(Do research, do some researching, voluptuous words; full, swollen with ulterior promises)
This is from the mouth of Peguy’s Clio, who obviously understand the obscure, persistant, immersive pleasure of a project that consists of tracking down innumerable sources and putting together innumerable facts. Facts, like jigsaw puzzle pieces, are, after all, made to be put together – and like puzzle pieces, the shape of the edges reflects the factory decision as to where, precisely, they fit.
But in contradistinction to the jigsaw puzzle, the historian is always seeking some dreamy fact, some key fact, from which one can go outward, ever outward, to the world. For in history, the box contains too many facts – and, of course, cut the piece differently and you will find a different place for it. Although it will bear, on its surface, one hopes, that glimpse which, collected with all the other glimpses, will give you a picture, a piece of verisimilitude.
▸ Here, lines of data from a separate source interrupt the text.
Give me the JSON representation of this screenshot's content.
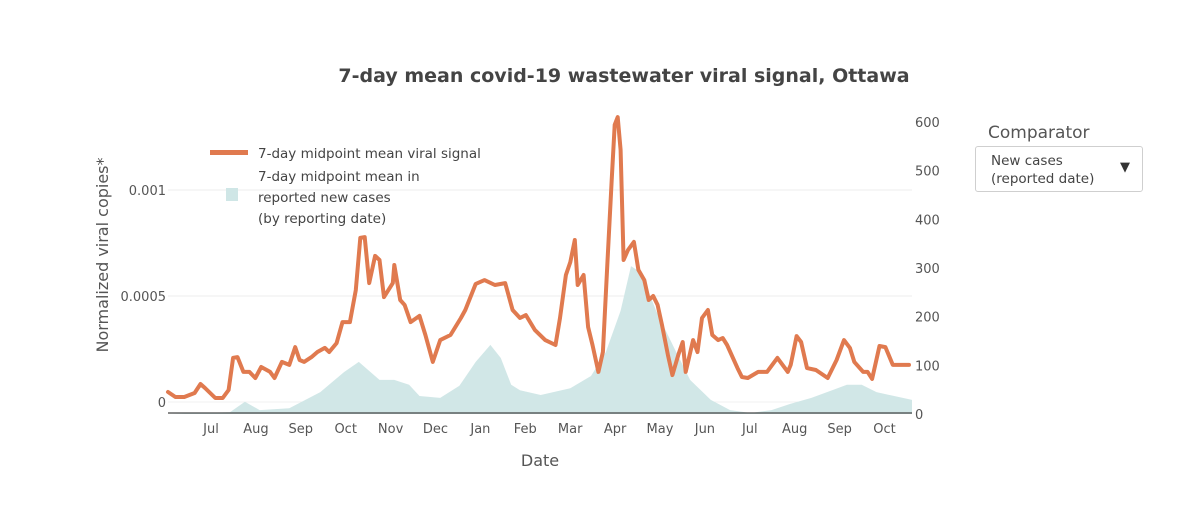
{
  "chart_data": {
    "type": "line",
    "title": "7-day mean covid-19 wastewater viral signal, Ottawa",
    "xlabel": "Date",
    "ylabel": "Normalized viral copies*",
    "y2label": "",
    "x_ticks": [
      "Jul",
      "Aug",
      "Sep",
      "Oct",
      "Nov",
      "Dec",
      "Jan",
      "Feb",
      "Mar",
      "Apr",
      "May",
      "Jun",
      "Jul",
      "Aug",
      "Sep",
      "Oct"
    ],
    "y_ticks": [
      "0",
      "0.0005",
      "0.001"
    ],
    "y_tick_values": [
      0,
      0.0005,
      0.001
    ],
    "y2_ticks": [
      "0",
      "100",
      "200",
      "300",
      "400",
      "500",
      "600"
    ],
    "y2_tick_values": [
      0,
      100,
      200,
      300,
      400,
      500,
      600
    ],
    "ylim": [
      -5e-05,
      0.00142
    ],
    "y2lim": [
      0,
      620
    ],
    "x_unit": "days since start of series (mid-June, year 1)",
    "xlim": [
      0,
      503
    ],
    "grid": true,
    "legend_position": "top-left",
    "series": [
      {
        "name": "7-day midpoint mean viral signal",
        "axis": "left",
        "kind": "line",
        "color": "#e07a4f",
        "x": [
          0,
          5,
          11,
          18,
          22,
          25,
          32,
          37,
          41,
          44,
          47,
          51,
          55,
          59,
          63,
          69,
          72,
          77,
          82,
          86,
          89,
          92,
          97,
          101,
          106,
          109,
          114,
          118,
          123,
          127,
          130,
          133,
          136,
          140,
          143,
          146,
          152,
          153,
          157,
          160,
          164,
          170,
          174,
          179,
          184,
          191,
          198,
          201,
          208,
          214,
          221,
          228,
          233,
          238,
          242,
          248,
          255,
          262,
          265,
          269,
          272,
          275,
          277,
          281,
          284,
          287,
          291,
          294,
          297,
          300,
          302,
          304,
          306,
          308,
          311,
          315,
          318,
          322,
          325,
          328,
          331,
          334,
          338,
          341,
          345,
          348,
          350,
          355,
          358,
          361,
          365,
          368,
          372,
          375,
          378,
          385,
          388,
          392,
          399,
          405,
          412,
          419,
          421,
          425,
          428,
          432,
          438,
          446,
          452,
          457,
          461,
          464,
          470,
          473,
          476,
          481,
          485,
          490,
          496,
          501
        ],
        "values": [
          4.72e-05,
          2.36e-05,
          2.36e-05,
          4.25e-05,
          8.49e-05,
          6.6e-05,
          1.89e-05,
          1.89e-05,
          5.66e-05,
          0.000208,
          0.000212,
          0.000142,
          0.000142,
          0.000113,
          0.000165,
          0.000142,
          0.000113,
          0.000189,
          0.000175,
          0.000259,
          0.000198,
          0.000189,
          0.000212,
          0.000236,
          0.000255,
          0.000236,
          0.000278,
          0.000377,
          0.000377,
          0.000528,
          0.000774,
          0.000778,
          0.000561,
          0.000689,
          0.00067,
          0.000495,
          0.000561,
          0.000646,
          0.000481,
          0.000457,
          0.000377,
          0.000406,
          0.000316,
          0.000189,
          0.000292,
          0.000316,
          0.000396,
          0.000434,
          0.000557,
          0.000575,
          0.000552,
          0.000561,
          0.000434,
          0.000396,
          0.00041,
          0.00034,
          0.000292,
          0.000269,
          0.000396,
          0.000599,
          0.00066,
          0.000764,
          0.000552,
          0.000599,
          0.000354,
          0.000269,
          0.000142,
          0.000236,
          0.000646,
          0.001047,
          0.001307,
          0.001344,
          0.001189,
          0.00067,
          0.000717,
          0.000755,
          0.000623,
          0.000575,
          0.000481,
          0.0005,
          0.000458,
          0.000363,
          0.000222,
          0.000127,
          0.000222,
          0.000283,
          0.000142,
          0.000292,
          0.000236,
          0.000396,
          0.000434,
          0.000316,
          0.000292,
          0.000302,
          0.000269,
          0.00016,
          0.000118,
          0.000113,
          0.000142,
          0.000142,
          0.000208,
          0.000142,
          0.000175,
          0.000311,
          0.000283,
          0.00016,
          0.000151,
          0.000113,
          0.000198,
          0.000292,
          0.000255,
          0.000189,
          0.000142,
          0.000142,
          0.000109,
          0.000264,
          0.000259,
          0.000175,
          0.000175,
          0.000175
        ]
      },
      {
        "name": "7-day midpoint mean in reported new cases (by reporting date)",
        "axis": "right",
        "kind": "area",
        "color": "#cfe6e6",
        "x": [
          0,
          42,
          52,
          62,
          82,
          103,
          119,
          129,
          143,
          153,
          163,
          170,
          184,
          197,
          208,
          218,
          225,
          232,
          238,
          252,
          272,
          286,
          296,
          306,
          313,
          320,
          330,
          343,
          353,
          367,
          380,
          394,
          408,
          421,
          435,
          449,
          459,
          469,
          479,
          503
        ],
        "values": [
          0,
          4,
          25,
          8,
          12,
          45,
          86,
          107,
          70,
          70,
          60,
          37,
          33,
          58,
          107,
          142,
          115,
          60,
          49,
          39,
          53,
          78,
          127,
          212,
          304,
          290,
          212,
          131,
          70,
          29,
          8,
          2,
          8,
          21,
          33,
          49,
          60,
          60,
          45,
          29
        ]
      }
    ]
  },
  "legend": {
    "line_label": "7-day midpoint mean viral signal",
    "area_label_lines": [
      "7-day midpoint mean in",
      "reported new cases",
      "(by reporting date)"
    ]
  },
  "comparator": {
    "label": "Comparator",
    "selected_lines": [
      "New cases",
      "(reported date)"
    ],
    "caret": "▼"
  }
}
It is in the spirit of Clio (version Peguy) that I read, with delight, the Peter Hennesy’s review in the TLS of Brian Harrison’s Seeking a Role: the United Kingdom, 1951-1970. I couldn’t resist the first paragraph:
“Brian Harrison has a special gift which historians prize. He can turn the grains of history into fascinating and convincing patterns. How about this as an example of his grasp of the granular? From a journal to which I was hitherto a stranger, Heating and Ventilating Engineer, he has gleaned that in the UK, the “average living room was over 5° Fahrenheit warmer in 1970 than in 1950”. In terms of what one might call the softening of Britain, this is hugely significant. Those of us on the rim of middle and old age can vividly remember living in homes with but one warm room enlivened by a coal fire and, on winter nights, leaping into bed and hoping to fall asleep before the chill bit, and waking up to patterns of frozen condensation on the window panes in the morning. I have been a weaker man since the winter of 1966–7, when the underfloor heating of St John’s College’s new Cripps Building in Cambridge corrupted me for ever.”
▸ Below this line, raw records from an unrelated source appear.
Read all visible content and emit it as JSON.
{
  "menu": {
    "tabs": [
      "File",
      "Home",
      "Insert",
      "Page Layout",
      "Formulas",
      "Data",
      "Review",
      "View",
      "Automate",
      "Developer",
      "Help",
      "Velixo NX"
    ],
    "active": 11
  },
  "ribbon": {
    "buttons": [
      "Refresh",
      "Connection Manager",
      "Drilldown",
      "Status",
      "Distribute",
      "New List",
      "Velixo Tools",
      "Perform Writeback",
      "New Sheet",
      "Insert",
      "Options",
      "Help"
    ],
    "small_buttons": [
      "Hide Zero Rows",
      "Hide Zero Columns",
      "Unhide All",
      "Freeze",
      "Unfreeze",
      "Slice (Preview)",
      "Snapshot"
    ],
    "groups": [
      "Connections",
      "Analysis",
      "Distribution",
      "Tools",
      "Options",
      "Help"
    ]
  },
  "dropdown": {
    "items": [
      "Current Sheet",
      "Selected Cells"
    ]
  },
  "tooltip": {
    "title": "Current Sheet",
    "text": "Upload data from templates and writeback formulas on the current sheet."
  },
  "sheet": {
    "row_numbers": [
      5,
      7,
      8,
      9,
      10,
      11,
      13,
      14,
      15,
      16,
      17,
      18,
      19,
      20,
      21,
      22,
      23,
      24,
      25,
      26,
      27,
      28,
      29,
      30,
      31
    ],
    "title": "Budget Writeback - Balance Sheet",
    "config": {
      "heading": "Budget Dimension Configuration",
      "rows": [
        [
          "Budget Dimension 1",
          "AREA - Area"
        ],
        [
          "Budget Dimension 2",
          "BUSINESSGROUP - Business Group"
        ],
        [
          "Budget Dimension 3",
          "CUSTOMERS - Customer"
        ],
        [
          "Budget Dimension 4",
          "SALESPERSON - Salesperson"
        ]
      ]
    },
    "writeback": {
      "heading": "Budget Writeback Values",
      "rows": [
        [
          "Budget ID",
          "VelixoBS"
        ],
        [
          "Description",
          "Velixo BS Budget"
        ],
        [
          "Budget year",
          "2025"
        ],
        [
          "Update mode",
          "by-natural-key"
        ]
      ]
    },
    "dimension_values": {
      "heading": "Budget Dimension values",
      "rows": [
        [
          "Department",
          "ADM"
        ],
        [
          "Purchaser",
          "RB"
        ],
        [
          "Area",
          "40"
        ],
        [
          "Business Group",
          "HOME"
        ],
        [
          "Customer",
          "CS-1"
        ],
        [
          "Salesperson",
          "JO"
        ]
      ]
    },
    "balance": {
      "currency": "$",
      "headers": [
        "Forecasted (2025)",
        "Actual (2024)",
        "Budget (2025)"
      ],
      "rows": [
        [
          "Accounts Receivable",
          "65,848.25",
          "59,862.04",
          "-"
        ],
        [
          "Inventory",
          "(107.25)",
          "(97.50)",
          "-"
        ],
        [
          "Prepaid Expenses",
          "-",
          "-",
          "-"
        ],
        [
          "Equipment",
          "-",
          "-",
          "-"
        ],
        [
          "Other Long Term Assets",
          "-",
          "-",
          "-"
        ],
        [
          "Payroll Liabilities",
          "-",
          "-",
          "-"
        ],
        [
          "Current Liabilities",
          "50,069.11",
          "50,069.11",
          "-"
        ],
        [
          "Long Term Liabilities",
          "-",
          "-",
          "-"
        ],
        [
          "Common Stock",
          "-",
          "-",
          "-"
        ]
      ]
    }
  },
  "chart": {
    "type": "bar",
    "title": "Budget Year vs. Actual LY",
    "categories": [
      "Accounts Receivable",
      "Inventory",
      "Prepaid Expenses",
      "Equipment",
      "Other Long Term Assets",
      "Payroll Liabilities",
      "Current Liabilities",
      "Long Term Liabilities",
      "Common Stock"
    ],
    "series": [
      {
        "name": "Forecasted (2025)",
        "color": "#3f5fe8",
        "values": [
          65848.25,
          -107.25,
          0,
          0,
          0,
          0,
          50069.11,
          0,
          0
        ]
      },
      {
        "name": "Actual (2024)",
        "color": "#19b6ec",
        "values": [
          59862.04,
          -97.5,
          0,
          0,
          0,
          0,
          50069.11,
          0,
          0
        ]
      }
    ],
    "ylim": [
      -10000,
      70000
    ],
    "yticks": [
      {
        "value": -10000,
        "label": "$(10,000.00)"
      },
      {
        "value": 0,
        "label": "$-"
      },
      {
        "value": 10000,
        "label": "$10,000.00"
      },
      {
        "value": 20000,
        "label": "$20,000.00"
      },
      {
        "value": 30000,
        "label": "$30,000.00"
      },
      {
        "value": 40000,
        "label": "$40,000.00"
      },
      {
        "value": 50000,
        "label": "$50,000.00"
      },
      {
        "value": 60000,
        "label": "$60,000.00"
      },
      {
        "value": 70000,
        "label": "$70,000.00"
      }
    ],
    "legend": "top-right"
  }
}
Of course, in that special code of class that the British sneak into all statements, the way Chinese restaurants in the U.S. use MSG, we learn, from this, about Cambridge – it is the neverending echolation of class that will forever keep me from understanding Britain. I admit it. But that 5 degrees – oh, that lovely 5 degrees! Of course, to the inattentive reader, it might seem like only 5 degrees – but to those who love to track a fact, back through its distortions in the literature – and you will find that the simplest facts (to change my metaphor) are as distorted, in their transmission from one text to another, as the faces of the protagonists in the Fun House mirrors at the end of Lady from Shanghai – to some sure source, that 5 degrees is everything. The holy of holies. And whether at Cambridge or in some room in a housing project, that the reviewer recognizes the role played by 5 degrees in his life makes it all the sweeter.
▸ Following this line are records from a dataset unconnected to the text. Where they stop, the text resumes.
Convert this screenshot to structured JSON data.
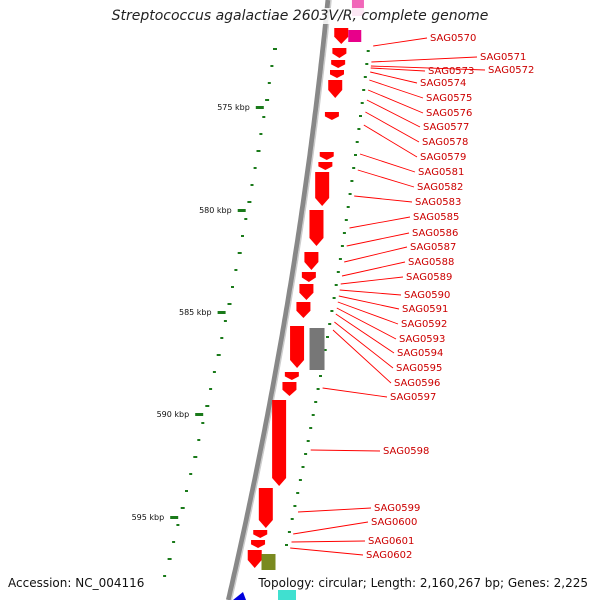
{
  "title": "Streptococcus agalactiae 2603V/R, complete genome",
  "accession": "Accession: NC_004116",
  "topology": "Topology: circular; Length: 2,160,267 bp; Genes: 2,225",
  "scale_labels": [
    "575 kbp",
    "580 kbp",
    "585 kbp",
    "590 kbp",
    "595 kbp"
  ],
  "genes": [
    "SAG0570",
    "SAG0571",
    "SAG0572",
    "SAG0573",
    "SAG0574",
    "SAG0575",
    "SAG0576",
    "SAG0577",
    "SAG0578",
    "SAG0579",
    "SAG0581",
    "SAG0582",
    "SAG0583",
    "SAG0585",
    "SAG0586",
    "SAG0587",
    "SAG0588",
    "SAG0589",
    "SAG0590",
    "SAG0591",
    "SAG0592",
    "SAG0593",
    "SAG0594",
    "SAG0595",
    "SAG0596",
    "SAG0597",
    "SAG0598",
    "SAG0599",
    "SAG0600",
    "SAG0601",
    "SAG0602"
  ],
  "colors": {
    "gene_forward": "#ff0000",
    "gene_label": "#cc0000",
    "backbone": "#888888",
    "gc_tick": "#1a7a1a",
    "pseudo": "#777777",
    "magenta": "#e8008a",
    "olive": "#7a8a20",
    "blue": "#0000dd",
    "cyan": "#40e0d0"
  }
}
If I were a historian, I cannot imagine a more positive review – at one point, Hennesy actually compares Harrison to Macaulay. For the sake of the 5 degrees alone, I am going to read this book – or maybe review it myself.
And so I’ll hie me hence – and leave this to end my song:
Ham.
To what base uses we may return, Horatio! Why may not
imagination trace the noble dust of Alexander till he find it
stopping a bung-hole?
Hor.
'Twere to consider too curiously to consider so.
Ham.
No, faith, not a jot; but to follow him thither with modesty
enough, and likelihood to lead it: as thus: Alexander died,
Alexander was buried, Alexander returneth into dust; the dust is
earth; of earth we make loam; and why of that loam whereto he
was converted might they not stop a beer-barrel?
Imperious Caesar, dead and turn'd to clay,
Might stop a hole to keep the wind away.
O, that that earth which kept the world in awe
Should patch a wall to expel the winter's flaw!